WASHINGTON -- President Reagan's budget cuts deal a double blow to nonprofit charitable groups -- slashing their direct funding while increasing demand for their services due to other cuts, an Urban Institute study says.
Hospitals, social service agencies, community-based organizations, arts groups and other nonprofit organizations stand to lose $33 billion in federal revenues between fiscal year 1982 and 1985 as a result of the Reagan proposals -- a 20 percent reduction.
These losses, in turn, are part of a much larger reduction in domestic social spending totaling $115 billion that will increase the need for nonprofit services, the study said.
The new study, authored by Lester Salamon and Alan J. Abramson, is part of a continuing examination of the impact of the Reagan economic policy on the nonprofit sector.

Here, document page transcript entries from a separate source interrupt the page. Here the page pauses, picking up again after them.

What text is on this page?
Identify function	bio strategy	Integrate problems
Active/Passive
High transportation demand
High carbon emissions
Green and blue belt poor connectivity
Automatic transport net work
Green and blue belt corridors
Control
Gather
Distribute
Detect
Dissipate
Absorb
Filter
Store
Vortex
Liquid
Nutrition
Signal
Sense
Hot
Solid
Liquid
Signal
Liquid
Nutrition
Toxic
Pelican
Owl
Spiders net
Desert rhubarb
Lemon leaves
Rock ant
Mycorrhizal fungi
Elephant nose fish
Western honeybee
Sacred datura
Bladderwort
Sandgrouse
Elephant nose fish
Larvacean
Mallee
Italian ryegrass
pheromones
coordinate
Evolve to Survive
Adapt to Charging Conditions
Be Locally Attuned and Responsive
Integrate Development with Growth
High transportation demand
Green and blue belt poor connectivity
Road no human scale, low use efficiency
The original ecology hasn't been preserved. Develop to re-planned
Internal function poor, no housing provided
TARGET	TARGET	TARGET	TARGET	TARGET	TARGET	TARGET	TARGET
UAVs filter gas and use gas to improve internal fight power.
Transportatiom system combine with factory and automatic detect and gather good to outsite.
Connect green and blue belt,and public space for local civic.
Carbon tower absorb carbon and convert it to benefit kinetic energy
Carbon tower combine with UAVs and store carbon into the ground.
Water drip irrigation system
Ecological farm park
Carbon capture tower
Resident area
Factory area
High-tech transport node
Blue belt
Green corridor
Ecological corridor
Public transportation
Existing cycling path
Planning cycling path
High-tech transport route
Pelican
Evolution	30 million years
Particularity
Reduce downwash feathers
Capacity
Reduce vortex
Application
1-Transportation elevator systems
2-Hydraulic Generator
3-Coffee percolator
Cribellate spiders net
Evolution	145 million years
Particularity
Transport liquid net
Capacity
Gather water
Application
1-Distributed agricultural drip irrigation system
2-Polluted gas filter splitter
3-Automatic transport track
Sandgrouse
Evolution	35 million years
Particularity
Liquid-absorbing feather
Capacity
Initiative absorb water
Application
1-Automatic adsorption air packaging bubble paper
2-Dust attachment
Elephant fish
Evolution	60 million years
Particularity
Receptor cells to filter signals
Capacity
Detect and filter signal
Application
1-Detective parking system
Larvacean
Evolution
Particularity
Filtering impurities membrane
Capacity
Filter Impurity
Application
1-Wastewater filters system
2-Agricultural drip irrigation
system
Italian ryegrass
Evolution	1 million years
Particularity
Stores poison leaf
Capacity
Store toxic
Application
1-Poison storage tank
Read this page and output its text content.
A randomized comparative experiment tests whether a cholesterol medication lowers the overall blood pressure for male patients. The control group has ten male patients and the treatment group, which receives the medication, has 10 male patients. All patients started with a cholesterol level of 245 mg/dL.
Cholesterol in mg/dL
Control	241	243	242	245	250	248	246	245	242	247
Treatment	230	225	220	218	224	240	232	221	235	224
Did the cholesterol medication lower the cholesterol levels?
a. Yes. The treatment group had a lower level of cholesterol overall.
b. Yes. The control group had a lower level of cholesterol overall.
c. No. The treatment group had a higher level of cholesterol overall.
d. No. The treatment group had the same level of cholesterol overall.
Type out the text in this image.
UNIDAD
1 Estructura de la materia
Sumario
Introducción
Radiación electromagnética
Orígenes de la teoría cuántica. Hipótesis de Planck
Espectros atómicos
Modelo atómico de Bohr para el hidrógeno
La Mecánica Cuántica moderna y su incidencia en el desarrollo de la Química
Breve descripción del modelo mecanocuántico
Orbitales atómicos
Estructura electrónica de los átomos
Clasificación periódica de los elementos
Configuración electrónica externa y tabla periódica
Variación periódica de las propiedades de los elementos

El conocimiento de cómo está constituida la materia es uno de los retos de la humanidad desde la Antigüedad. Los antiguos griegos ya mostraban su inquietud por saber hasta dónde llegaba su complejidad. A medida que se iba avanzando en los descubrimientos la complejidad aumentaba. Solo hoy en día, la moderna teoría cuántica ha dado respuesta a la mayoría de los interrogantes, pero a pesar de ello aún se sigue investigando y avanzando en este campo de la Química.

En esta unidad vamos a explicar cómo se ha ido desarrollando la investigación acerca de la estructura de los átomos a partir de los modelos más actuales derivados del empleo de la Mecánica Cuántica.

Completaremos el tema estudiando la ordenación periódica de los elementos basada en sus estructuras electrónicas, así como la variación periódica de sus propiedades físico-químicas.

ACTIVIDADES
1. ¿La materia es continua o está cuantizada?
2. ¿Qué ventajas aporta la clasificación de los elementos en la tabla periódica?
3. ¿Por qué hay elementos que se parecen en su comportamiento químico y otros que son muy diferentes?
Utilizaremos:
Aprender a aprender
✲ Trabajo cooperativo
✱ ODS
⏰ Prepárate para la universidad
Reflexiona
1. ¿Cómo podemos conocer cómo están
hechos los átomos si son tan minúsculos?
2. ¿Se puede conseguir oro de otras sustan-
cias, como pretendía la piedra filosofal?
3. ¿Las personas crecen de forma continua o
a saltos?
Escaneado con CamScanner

In their study, Salamon and Abramson said that in recent years a kind of 'nonprofit federalism' has developed in which government at all levels has relied increasingly on nonprofit groups to help it carry out its responsibilities.
As that partnership has developed, however, the nonprofit groups have become increasingly dependent on federal funding to the point where in 1980, nonprofit groups received $40.4 billion in revenues from the federal government and only $25.5 billion in private contributions.
'The budget proposals advanced by the Reagan administration would sharply curtail these partnership arrangements,' the study said. 'Under these proposals the real value of federal support for nonprofit organizations would be 27 percent lower in fiscal year 1985 than it was in fiscal year 1980.'
It said some types of nonprofit groups, especially social service, community development and arts organizations, would be even more adversely affected, with losses in the range of 64 percent to 68 percent.
'For social service and community development organizations, these reductions in federal support would mean the effective loss of between one-fourth and one-third of their total revenue by 1985.
At the same time, the report indicated that unless there is a massive shift in the pattern of private giving -- by corporations, foundations and individuals -- there is little liklihood private philanthropy can fill the gap in lost federal revenues.
'To permit nonprofit organizations to offset the reductions in revenues they face and maintain their 1980 levels of activity, private giving to nonprofit organizations would have to increase by 24 percent in 1982, or twice as fast as it has ever grown,' the report said.